The details are pretty much what you’d imagine—difficult class, young, inexperienced teacher.

I know teaching is hard, and it’s not for everybody. And I really don’t even think it should be. The idea that teaching is as an easy job that just about anyone can do is part of what’s been keeping this country from having a consistently exceptional school system. Still… when I heard the news, I was mad.

How could she just quit?? Doesn’t she know those kids need her?
Can’t she see how impossible she’s making it for everyone else to manage
their already over-full plates? What’s wrong with her?! Why couldn’t she just…
Stick it out?
Do a better job?
Get it together??!!

At first, I couldn’t imagine what I’d say to her when I saw her on her last day at school. The more I thought about it, the more I fumed.
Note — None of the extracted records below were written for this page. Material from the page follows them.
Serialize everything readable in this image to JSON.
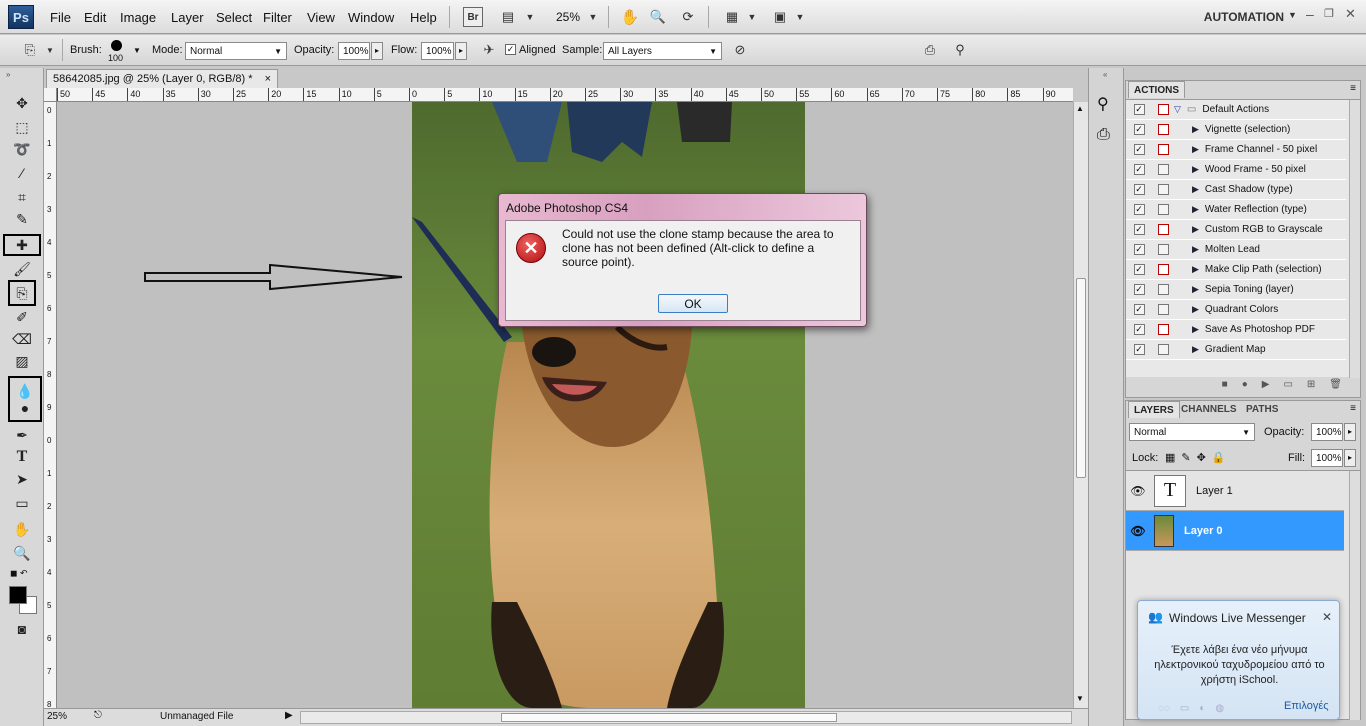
{
  "app": {
    "logo": "Ps"
  },
  "menu": [
    "File",
    "Edit",
    "Image",
    "Layer",
    "Select",
    "Filter",
    "View",
    "Window",
    "Help"
  ],
  "appbar": {
    "br_label": "Br",
    "zoom": "25%",
    "workspace": "AUTOMATION"
  },
  "options": {
    "brush_label": "Brush:",
    "brush_size": "100",
    "mode_label": "Mode:",
    "mode_value": "Normal",
    "opacity_label": "Opacity:",
    "opacity_value": "100%",
    "flow_label": "Flow:",
    "flow_value": "100%",
    "aligned_label": "Aligned",
    "aligned_checked": true,
    "sample_label": "Sample:",
    "sample_value": "All Layers"
  },
  "document": {
    "tab_title": "58642085.jpg @ 25% (Layer 0, RGB/8) *",
    "ruler_h": [
      "50",
      "45",
      "40",
      "35",
      "30",
      "25",
      "20",
      "15",
      "10",
      "5",
      "0",
      "5",
      "10",
      "15",
      "20",
      "25",
      "30",
      "35",
      "40",
      "45",
      "50",
      "55",
      "60",
      "65",
      "70",
      "75",
      "80",
      "85",
      "90"
    ],
    "ruler_v": [
      "0",
      "1",
      "2",
      "3",
      "4",
      "5",
      "6",
      "7",
      "8",
      "9",
      "0",
      "1",
      "2",
      "3",
      "4",
      "5",
      "6",
      "7",
      "8",
      "9"
    ]
  },
  "status": {
    "zoom": "25%",
    "info": "Unmanaged File"
  },
  "dialog": {
    "title": "Adobe Photoshop CS4",
    "message": "Could not use the clone stamp because the area to clone has not been defined (Alt-click to define a source point).",
    "ok_label": "OK"
  },
  "actions_panel": {
    "tab": "ACTIONS",
    "set_name": "Default Actions",
    "items": [
      {
        "name": "Vignette (selection)",
        "dialog": true
      },
      {
        "name": "Frame Channel - 50 pixel",
        "dialog": true
      },
      {
        "name": "Wood Frame - 50 pixel",
        "dialog": false
      },
      {
        "name": "Cast Shadow (type)",
        "dialog": false
      },
      {
        "name": "Water Reflection (type)",
        "dialog": false
      },
      {
        "name": "Custom RGB to Grayscale",
        "dialog": true
      },
      {
        "name": "Molten Lead",
        "dialog": false
      },
      {
        "name": "Make Clip Path (selection)",
        "dialog": true
      },
      {
        "name": "Sepia Toning (layer)",
        "dialog": false
      },
      {
        "name": "Quadrant Colors",
        "dialog": false
      },
      {
        "name": "Save As Photoshop PDF",
        "dialog": true
      },
      {
        "name": "Gradient Map",
        "dialog": false
      }
    ]
  },
  "layers_panel": {
    "tabs": [
      "LAYERS",
      "CHANNELS",
      "PATHS"
    ],
    "blend_mode": "Normal",
    "opacity_label": "Opacity:",
    "opacity_value": "100%",
    "lock_label": "Lock:",
    "fill_label": "Fill:",
    "fill_value": "100%",
    "layers": [
      {
        "name": "Layer 1",
        "thumb": "T",
        "selected": false
      },
      {
        "name": "Layer 0",
        "thumb": "",
        "selected": true
      }
    ]
  },
  "messenger": {
    "title": "Windows Live Messenger",
    "body": "Έχετε λάβει ένα νέο μήνυμα ηλεκτρονικού ταχυδρομείου από το χρήστη iSchool.",
    "link": "Επιλογές"
  },
  "colors": {
    "selection": "#3399ff",
    "ps_blue": "#1e4477"
  }
}
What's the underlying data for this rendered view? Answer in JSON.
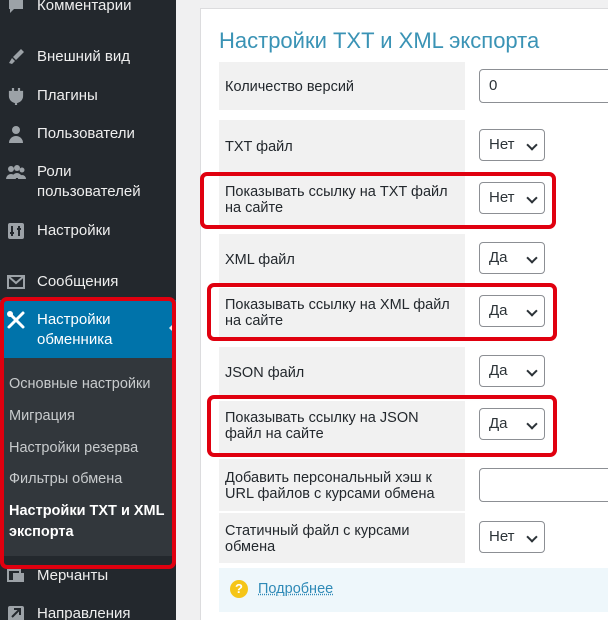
{
  "sidebar": {
    "items": [
      {
        "icon": "comments-icon",
        "label": "Комментарии"
      },
      {
        "icon": "appearance-icon",
        "label": "Внешний вид"
      },
      {
        "icon": "plugins-icon",
        "label": "Плагины"
      },
      {
        "icon": "users-icon",
        "label": "Пользователи"
      },
      {
        "icon": "user-roles-icon",
        "label": "Роли\nпользователей"
      },
      {
        "icon": "settings-icon",
        "label": "Настройки"
      },
      {
        "icon": "messages-icon",
        "label": "Сообщения"
      },
      {
        "icon": "tools-icon",
        "label": "Настройки\nобменника"
      },
      {
        "icon": "merchants-icon",
        "label": "Мерчанты"
      },
      {
        "icon": "directions-icon",
        "label": "Направления"
      }
    ],
    "submenu": [
      "Основные настройки",
      "Миграция",
      "Настройки резерва",
      "Фильтры обмена",
      "Настройки TXT и XML\nэкспорта"
    ],
    "accent_color": "#0073aa",
    "highlight_color": "#e0000f"
  },
  "main": {
    "title": "Настройки TXT и XML экспорта",
    "rows": [
      {
        "label": "Количество версий",
        "control": "input",
        "value": "0"
      },
      {
        "label": "TXT файл",
        "control": "select",
        "value": "Нет"
      },
      {
        "label": "Показывать ссылку на TXT файл\nна сайте",
        "control": "select",
        "value": "Нет"
      },
      {
        "label": "XML файл",
        "control": "select",
        "value": "Да"
      },
      {
        "label": "Показывать ссылку на XML файл\nна сайте",
        "control": "select",
        "value": "Да"
      },
      {
        "label": "JSON файл",
        "control": "select",
        "value": "Да"
      },
      {
        "label": "Показывать ссылку на JSON\nфайл на сайте",
        "control": "select",
        "value": "Да"
      },
      {
        "label": "Добавить персональный хэш к\nURL файлов с курсами обмена",
        "control": "input",
        "value": ""
      },
      {
        "label": "Статичный файл с курсами\nобмена",
        "control": "select",
        "value": "Нет"
      }
    ],
    "help": {
      "icon": "question-icon",
      "link": "Подробнее"
    }
  }
}
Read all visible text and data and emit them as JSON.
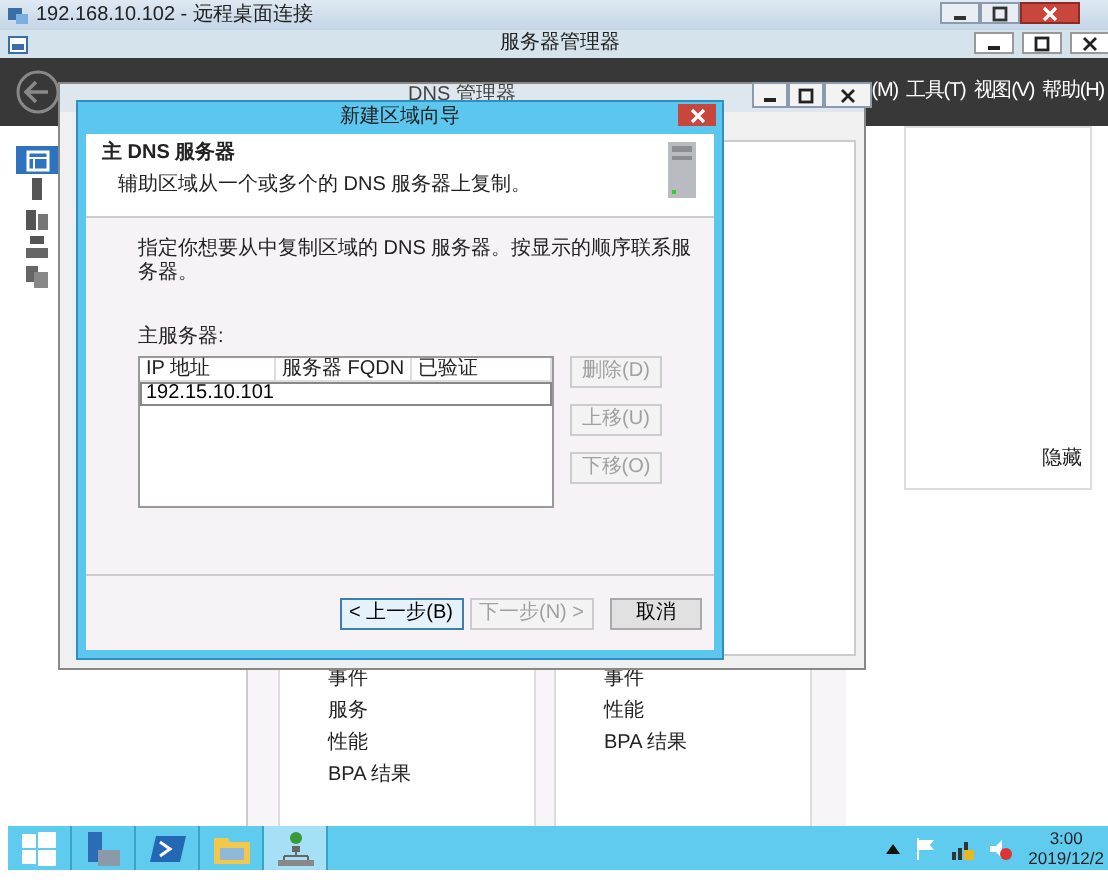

Until I started to get… that feeling. The uneasy one that usually starts in my stomach and winds up in my throat. Why was I getting so mad about this? I mean, shouldn’t I be glad? Isn’t it better for those kids to have a teacher who feels intellectually, emotionally and spiritually strong enough to do a really difficult job well each and every day?

Seriously, what was my problem? If I was being honest, my brooding, uber-welling of rage just didn’t match the severity of the situation at hand… As I reluctantly took my foot off of the blame pedal, I could feel an internal tectonic shift. Ancient pains scraped up against one another, until it became pretty clear:

Oh, right. My dad left us when I was nine. He’s the quitter I’d really like to give a piece of my mind to.

Blech. I hate when I realize my façade of having my emotional shit together turns out to be… a façade. It’s just so darn easy to forget that the wounds of childhood run deep. Like underneath EVERYTHING. I sighed and acknowledged the Universe’s reminder that we’re all walking around every day unintentionally bumping up against one another’s festering bruises and scrapes.

And I suddenly knew exactly what I’d say to that teacher who quit when I saw her…

“I know this is hard… How about a hug?”